An einem der letzten Tage des Oktobers 2017 endet das Mietverhältnis. Infolgedessen haben sich die beiden Mieter, der Angeklagte und seine damalige Frau und heutige Lebensgefährtin, mit dem Vermieter zur Wohnungsübergabe verabredet. In der Dachgeschosswohnung des Mietshauses im Landkreis treffen sie bereits auf den Vater eines Nachmieters, der dort Linoleum verlegt und Möbel hinaufträgt. Der Wohnung ist anzusehen, dass in ihr gelebt wurde. Den Türrahmen hat der Hund der Lebensgefährtin beschädigt, hierüber sind sich alle einig. Ob darüber hinaus weitere Beschädigungen an Fliesen und Flur von dem Paar stammen – da gehen die Meinungen auseinander. Der Vermieter besteht darauf und verlangt 3000 Euro Entschädigung, wie er vor Gericht sagt. Diese Summe habe ein Gutachten ergeben.
Er ist ein großer Mann. Präzise in der Sprache, mit leichtem schwäbischen Einschlag. Niemand, der sich schnell einschüchtern lässt, wie Hecken bemerkt. Der Angeklagte und seine Freundin geben vor Gericht an, die Schäden seien bereits vor Einzug da gewesen. Mit Ausnahme zweier Löcher im Bad, wo sie einen Spiegel befestigt haben. Während der Beschuldigte im Prozess erst zum Schluss etwas sagt, schildert seine Freundin ihre Sicht auf den Tag. „Ohne Vorwarnung“sei die Situation in der Dachgeschosswohnung eskaliert. Der Vermieter habe von Beginn an herumgeschrien. Sie haben während der sechs Monate in der Wohnung ein gutes Verhältnis zu ihm gehabt, er sei auch einmal zum Kaffee trinken da gewesen. Auch ihr Hund sei in der Wohnung erlaubt gewesen. Ein Wohnungsübergabe-Protokoll habe es nicht gegeben, sagt die blonde Frau auf Nachfrage des Verteidigers Klaus Eickelpasch. Das bestreitet der Vermieter nicht – wohl aber, dass das Pärchen nicht vorgewarnt gewesen sei.
Er habe ihnen eine Nachricht zu den von ihm beanstandeten Schäden auf den Anrufbeantworter gesprochen, erklärt er auf Nachfrage von Richter Hecken. „Er hat sich furchtbar über meine Beanstandungen aufgeregt“, sagt der Vermieter über den Angeklagten. Vor allem der vom Hund zerbissene Türrahmen würde ihn eine Menge kosten, sagt er. „Bis heute sitze ich auf meinen Forderungen.“Die Situation in der Wohnung habe sich dann „hochgeschaukelt“. Das bestätigt auch der dritte Zeuge.
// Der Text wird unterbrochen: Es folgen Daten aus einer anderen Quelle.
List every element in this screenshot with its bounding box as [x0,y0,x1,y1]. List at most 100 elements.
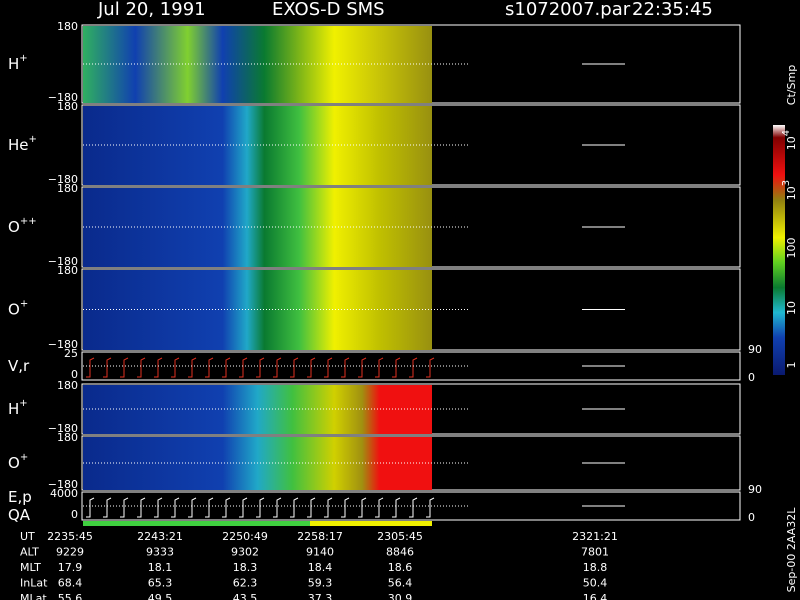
tick-label: −180 [48,338,78,351]
colorbar-label-sup: 3 [781,180,792,186]
row-value: 18.3 [233,561,258,574]
time: 22:35:45 [632,0,713,20]
colorbar-title: Ct/Smp [785,65,798,105]
colorbar-label-base: 10 [785,136,798,150]
row-value: 18.6 [388,561,413,574]
colorbar-label-base: 10 [785,186,798,200]
panel-label-base: O [8,454,20,472]
row-value: 50.4 [583,577,608,590]
tick-label: 180 [57,20,78,33]
tick-label: 180 [57,379,78,392]
instrument: EXOS-D SMS [272,0,385,20]
trace [86,357,435,378]
tick-label: −180 [48,91,78,104]
date: Jul 20, 1991 [97,0,206,20]
colorbar-label-base: 10 [785,301,798,315]
colorbar-label: 10 [785,301,798,315]
row-name: ALT [20,546,39,559]
row-value: 59.3 [308,577,333,590]
panel-label: H+ [8,398,28,418]
colorbar [773,125,785,375]
row-value: 2243:21 [137,530,183,543]
panel-label-base: QA [8,506,31,524]
colorbar-label: 104 [781,130,798,150]
row-value: 56.4 [388,577,413,590]
row-value: 2235:45 [47,530,93,543]
colorbar-label: 1 [785,362,798,369]
row-value: 62.3 [233,577,258,590]
panel-label-base: O [8,300,20,318]
tick-label: 180 [57,431,78,444]
tick-label: −180 [48,422,78,435]
panel-label: O++ [8,216,37,236]
panel-label-base: V,r [8,357,30,375]
stamp: Sep-00 2AA32L [785,507,798,593]
row-value: 2305:45 [377,530,423,543]
panel-label-sup: + [29,134,37,145]
trace [86,497,435,518]
tick-label: −180 [48,255,78,268]
tick-label: 0 [71,368,78,381]
panel-label: H+ [8,53,28,73]
row-value: 17.9 [58,561,83,574]
panel-frame [81,491,741,521]
row-value: 30.9 [388,592,413,600]
tick-label: −180 [48,173,78,186]
colorbar-label-base: 1 [785,362,798,369]
row-value: 9140 [306,546,334,559]
panel-label: QA [8,506,31,524]
panel-label: E,p [8,488,32,506]
row-value: 7801 [581,546,609,559]
file: s1072007.par [505,0,631,20]
row-value: 18.4 [308,561,333,574]
row-value: 18.1 [148,561,173,574]
tick-label: 25 [64,347,78,360]
qa-bar [83,521,432,526]
row-value: 55.6 [58,592,83,600]
panel-label: He+ [8,134,37,154]
qa-bar [310,521,432,526]
right-tick-label: 90 [748,343,762,356]
row-value: 9333 [146,546,174,559]
row-name: MLat [20,592,47,600]
row-value: 37.3 [308,592,333,600]
colorbar-label: 103 [781,180,798,200]
panel-label-sup: + [20,299,28,310]
row-name: InLat [20,577,48,590]
row-value: 18.8 [583,561,608,574]
row-name: MLT [20,561,41,574]
right-tick-label: 0 [748,511,755,524]
tick-label: 0 [71,508,78,521]
panel-label-base: H [8,55,19,73]
colorbar-label-sup: 4 [781,130,792,136]
panel-label-sup: + [20,452,28,463]
panel-label-base: O [8,218,20,236]
panel-label-sup: + [19,53,27,64]
panel-label: O+ [8,452,28,472]
row-name: UT [20,530,35,543]
row-value: 2258:17 [297,530,343,543]
row-value: 9229 [56,546,84,559]
tick-label: 4000 [50,487,78,500]
panel-frame [81,351,741,381]
row-value: 2321:21 [572,530,618,543]
row-value: 8846 [386,546,414,559]
panel-label: V,r [8,357,30,375]
panel-label-base: E,p [8,488,32,506]
row-value: 43.5 [233,592,258,600]
row-value: 2250:49 [222,530,268,543]
colorbar-label: 100 [785,238,798,259]
panel-label-sup: + [19,398,27,409]
panel-label-base: H [8,400,19,418]
tick-label: 180 [57,182,78,195]
panel-label-base: He [8,136,29,154]
row-value: 49.5 [148,592,173,600]
right-tick-label: 90 [748,483,762,496]
panel-label: O+ [8,299,28,319]
tick-label: 180 [57,264,78,277]
tick-label: −180 [48,478,78,491]
row-value: 9302 [231,546,259,559]
row-value: 16.4 [583,592,608,600]
right-tick-label: 0 [748,371,755,384]
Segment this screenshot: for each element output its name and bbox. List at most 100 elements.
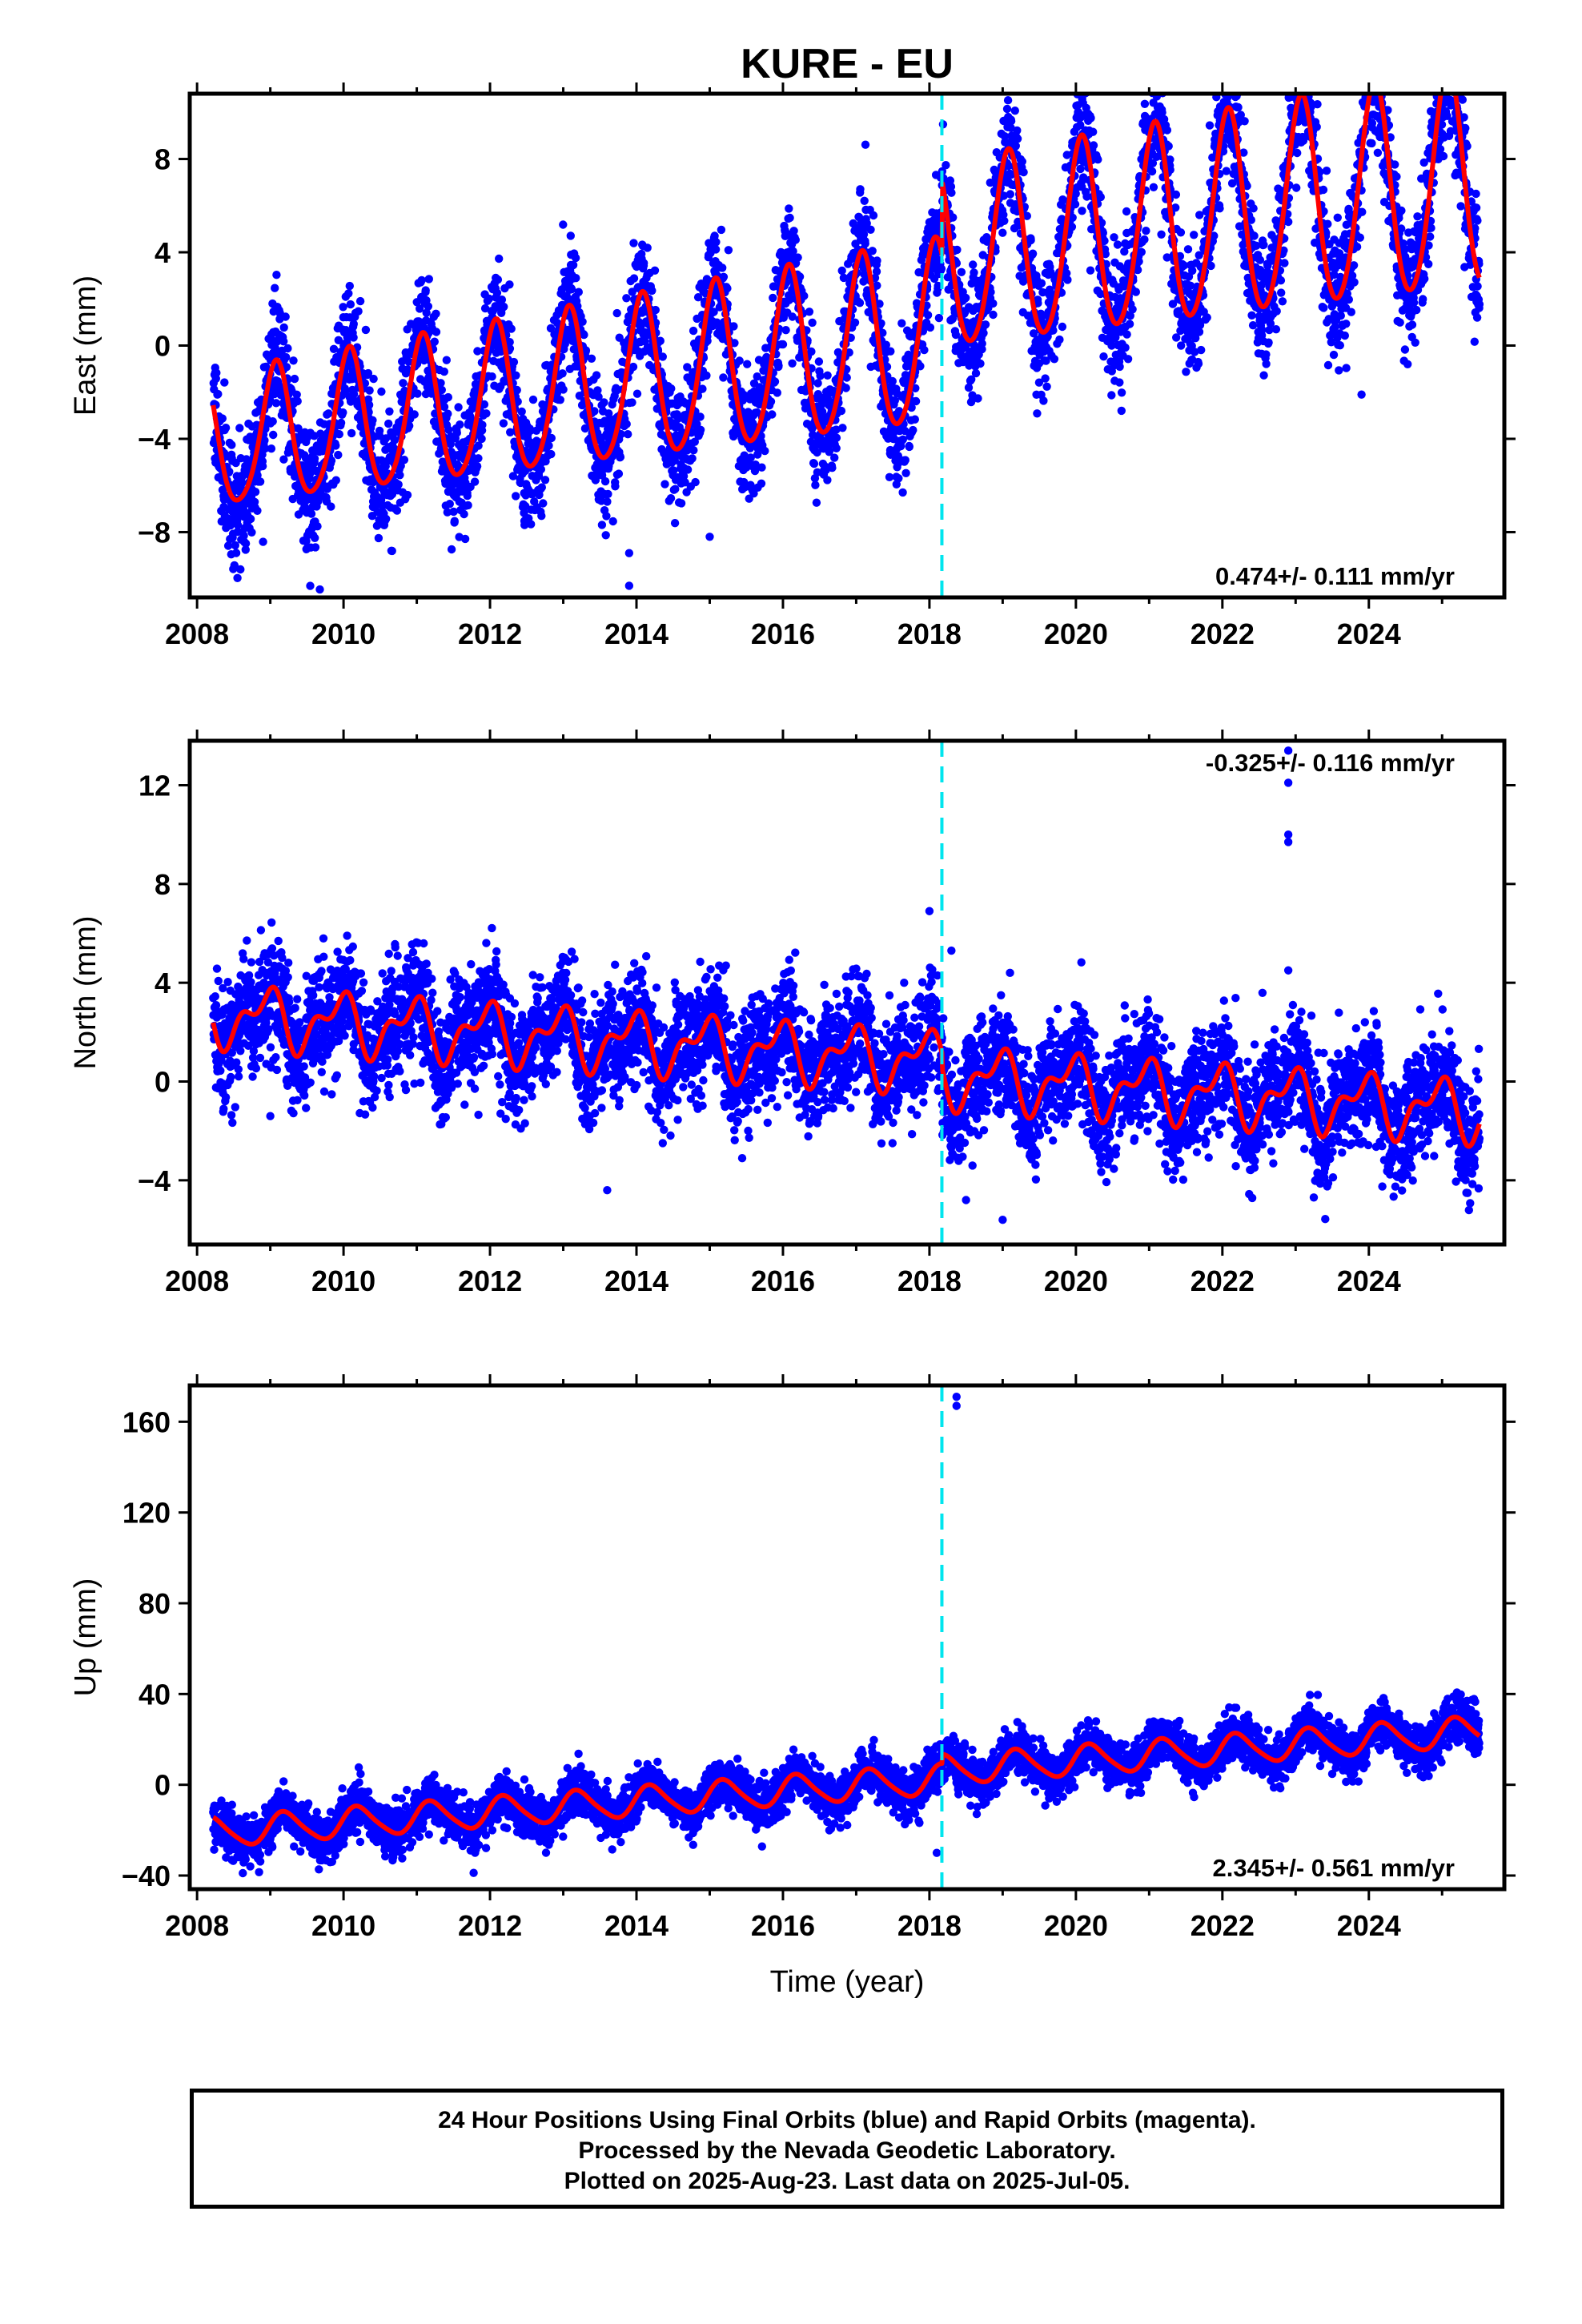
data-point	[437, 385, 446, 395]
data-point	[230, 561, 239, 570]
data-point	[597, 471, 607, 480]
data-point	[214, 389, 223, 399]
data-point	[805, 308, 814, 316]
data-point	[768, 410, 777, 419]
data-point	[1255, 255, 1265, 264]
data-point	[580, 330, 588, 340]
data-point	[1272, 307, 1281, 316]
data-point	[909, 425, 917, 435]
data-point	[793, 253, 802, 262]
data-point	[218, 414, 227, 423]
data-point	[920, 345, 929, 355]
data-point	[823, 476, 832, 485]
data-point	[335, 430, 343, 439]
data-point	[1294, 62, 1302, 70]
data-point	[364, 400, 374, 409]
data-point	[482, 409, 491, 418]
data-point	[259, 537, 267, 546]
data-point	[971, 368, 981, 378]
data-point	[594, 392, 603, 401]
data-point	[1278, 297, 1287, 306]
data-point	[226, 521, 235, 529]
data-point	[289, 356, 298, 365]
data-point	[440, 367, 448, 376]
data-point	[1221, 53, 1229, 61]
data-point	[339, 408, 347, 417]
data-point	[513, 397, 522, 406]
data-point	[1182, 368, 1191, 376]
data-point	[344, 289, 353, 298]
data-point	[981, 320, 990, 329]
data-point	[735, 356, 744, 365]
data-point	[251, 488, 260, 497]
data-point	[336, 418, 346, 428]
data-point	[432, 328, 441, 336]
data-point	[1146, 76, 1154, 84]
data-point	[236, 565, 245, 574]
data-point	[377, 387, 386, 396]
data-point	[719, 373, 728, 382]
data-point	[480, 400, 489, 409]
data-point	[539, 499, 548, 508]
data-point	[1293, 148, 1302, 158]
data-point	[1033, 409, 1042, 418]
data-point	[292, 390, 301, 399]
data-point	[430, 337, 439, 346]
data-point	[842, 373, 851, 382]
data-point	[785, 204, 793, 213]
data-point	[368, 416, 377, 424]
data-point	[666, 494, 676, 503]
data-point	[442, 356, 451, 364]
data-point	[1002, 104, 1012, 114]
data-point	[923, 311, 933, 320]
data-point	[384, 419, 393, 428]
data-point	[1222, 74, 1230, 82]
data-point	[616, 452, 625, 461]
data-point	[231, 549, 241, 557]
data-point	[670, 519, 680, 528]
data-point	[413, 389, 422, 398]
data-point	[901, 468, 910, 477]
data-point	[1000, 216, 1009, 225]
data-point	[1042, 382, 1051, 391]
data-point	[488, 372, 496, 381]
data-point	[897, 319, 906, 328]
data-point	[306, 581, 315, 590]
data-point	[667, 384, 676, 393]
data-point	[1063, 275, 1072, 284]
data-point	[1258, 325, 1267, 335]
data-point	[235, 424, 244, 432]
panels: 2008 2010 2012 2014 2016 2018 2020 2022 2024−8−4…	[69, 53, 1516, 1999]
data-point	[1013, 135, 1022, 143]
data-point	[1288, 74, 1296, 82]
data-point	[464, 501, 472, 510]
data-point	[1067, 223, 1077, 231]
data-point	[497, 296, 507, 304]
data-point	[512, 492, 520, 501]
data-point	[233, 573, 242, 582]
data-point	[781, 326, 790, 335]
data-point	[628, 398, 636, 407]
data-point	[581, 346, 591, 355]
data-point	[696, 412, 705, 421]
data-point	[480, 304, 490, 313]
data-point	[698, 384, 707, 393]
data-point	[492, 288, 502, 297]
data-point	[571, 253, 580, 263]
data-point	[361, 325, 371, 335]
data-point	[460, 534, 470, 544]
data-point	[717, 225, 726, 235]
data-point	[837, 266, 846, 275]
data-point	[310, 432, 319, 440]
data-point	[837, 406, 846, 416]
data-point	[396, 471, 404, 480]
data-point	[712, 238, 721, 247]
data-point	[454, 403, 463, 412]
data-point	[979, 328, 988, 338]
data-point	[811, 480, 820, 489]
data-point	[385, 407, 394, 416]
data-point	[1099, 352, 1108, 361]
data-point	[324, 409, 333, 418]
data-point	[1010, 107, 1020, 115]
Er war an diesem Tag vor Ort, um den Sohn seiner Lebensgefährtin beim Umzug zu helfen. „Ich habe Linoleum verlegt und nicht alles mitbekommen, wohl aber die Lautstärke“, sagt der Mann. Der Angeklagte sei zuerst laut und aggressiv geworden, der Vermieter sei dann ebenfalls lauter geworden. Der Beschuldigte habe aus der Situation heraus gesagt: „Ich klatsch dich aus dem Rahmen“, sagt der Zeuge. Er glaube nicht, dass das im Zusammenhang mit den Nachforderungen stehe.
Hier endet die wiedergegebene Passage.